I doubt it, Gulby. "The Grapes of Wrath" is part of American culture, a line from "The Battle Hymn of the Republic" 
(1861, published a year later). Steinbeck borrowed the phrase for his novel.  In  both cases, the grapes of wrath are not sour, but rather a quasi-bibilical reference to God's justice. Take a look here for lyrics and history.


----------



## wildan1

Bobbum said:


> In a movie just the other night sour grapes came up, and the French subtitles said _Mauvais perdant.  _


This one gets my vote for the real nuance behind of _sour grapes_.

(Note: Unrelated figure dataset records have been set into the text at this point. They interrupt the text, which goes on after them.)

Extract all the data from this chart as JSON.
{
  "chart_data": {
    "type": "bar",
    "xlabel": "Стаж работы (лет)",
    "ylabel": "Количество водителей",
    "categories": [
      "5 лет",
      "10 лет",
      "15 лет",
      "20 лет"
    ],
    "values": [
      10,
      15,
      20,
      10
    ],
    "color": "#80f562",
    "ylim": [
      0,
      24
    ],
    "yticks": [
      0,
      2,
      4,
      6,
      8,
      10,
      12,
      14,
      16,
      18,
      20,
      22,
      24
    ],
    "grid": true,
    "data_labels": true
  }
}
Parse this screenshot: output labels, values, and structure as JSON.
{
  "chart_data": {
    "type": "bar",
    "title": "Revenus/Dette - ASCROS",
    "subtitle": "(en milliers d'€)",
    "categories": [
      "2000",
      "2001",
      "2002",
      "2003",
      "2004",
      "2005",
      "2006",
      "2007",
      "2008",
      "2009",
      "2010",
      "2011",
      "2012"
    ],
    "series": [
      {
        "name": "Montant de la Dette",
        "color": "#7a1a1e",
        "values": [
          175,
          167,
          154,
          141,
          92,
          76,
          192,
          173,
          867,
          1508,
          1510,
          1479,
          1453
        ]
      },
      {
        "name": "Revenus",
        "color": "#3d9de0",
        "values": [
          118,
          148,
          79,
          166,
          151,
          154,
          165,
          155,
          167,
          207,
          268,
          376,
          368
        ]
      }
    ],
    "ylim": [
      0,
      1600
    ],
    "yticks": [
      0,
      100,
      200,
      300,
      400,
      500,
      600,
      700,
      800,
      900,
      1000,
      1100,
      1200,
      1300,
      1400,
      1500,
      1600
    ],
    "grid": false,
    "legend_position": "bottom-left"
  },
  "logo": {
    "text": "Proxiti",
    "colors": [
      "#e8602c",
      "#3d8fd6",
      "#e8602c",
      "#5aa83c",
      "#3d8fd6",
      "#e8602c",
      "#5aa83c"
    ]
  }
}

(I don't think any English-speaker thinks about La Fontaine when they use the expression--most of us probably have no idea where the expression comes from. So I am skeptical about the need to find an expression in French that would link to that. It certainly isn't needed if a translation from English is supposed to render what people are thinking when they say that.)


----------



## Budd

_Mauvais perdant_ sounds like "sore loser," and that's not the same as sour grapes in AE certainly. The sore loser is on the short end of a competition; the believer in sour grapes has come up short on his own: not much of a nuance there. If, as Liloia suggests, literate people might get the reference to LaFontaine, then what's the harm?  It may be an expression—how many have we rassled with here?—that is not going anywhere.  Pity.


----------



## wildan1

I don't really see a great difference between _sour grapes _and _sore loser_, now that you mention it, Budd. 

How would you say _sour grapes_ in French, if not _mauvais perdant _?


----------



## greatbear

Coming back to "sour grapes" themselves, I don't think "mauvais perdant" would be a bad translation in certain contexts. However, if the person is all alone and unable to achieve something, which often is the case when "sour grapes" is utilised, one cannot say "mauvais perdant" because he or she hasn't really lost to anyone.


----------



## Budd

*Wildan1*, you wrote, *"How would you say sour grapes in French, if not mauvais perdant ?"*                 How indeed?  That seems to be the question fueling this very long thread, and the answer may be You don't, at least not well. You may find the distinction I made between sour grapes and sore loser too slight, but I believe it's significant: the personal failure as opposed to a loss to a competitor. For a movie sub-title (as proposed above) it's not an awful translation and, yes, it gives a rough sense, but it's a _pis-aller_, one bit of dialogue in a long stream of words.
[...]


----------



## Mistou

How about "MAUVAISE FOI"?
It literally means "bad faith" which I think suits the denial character expressed in "sour grapes".


----------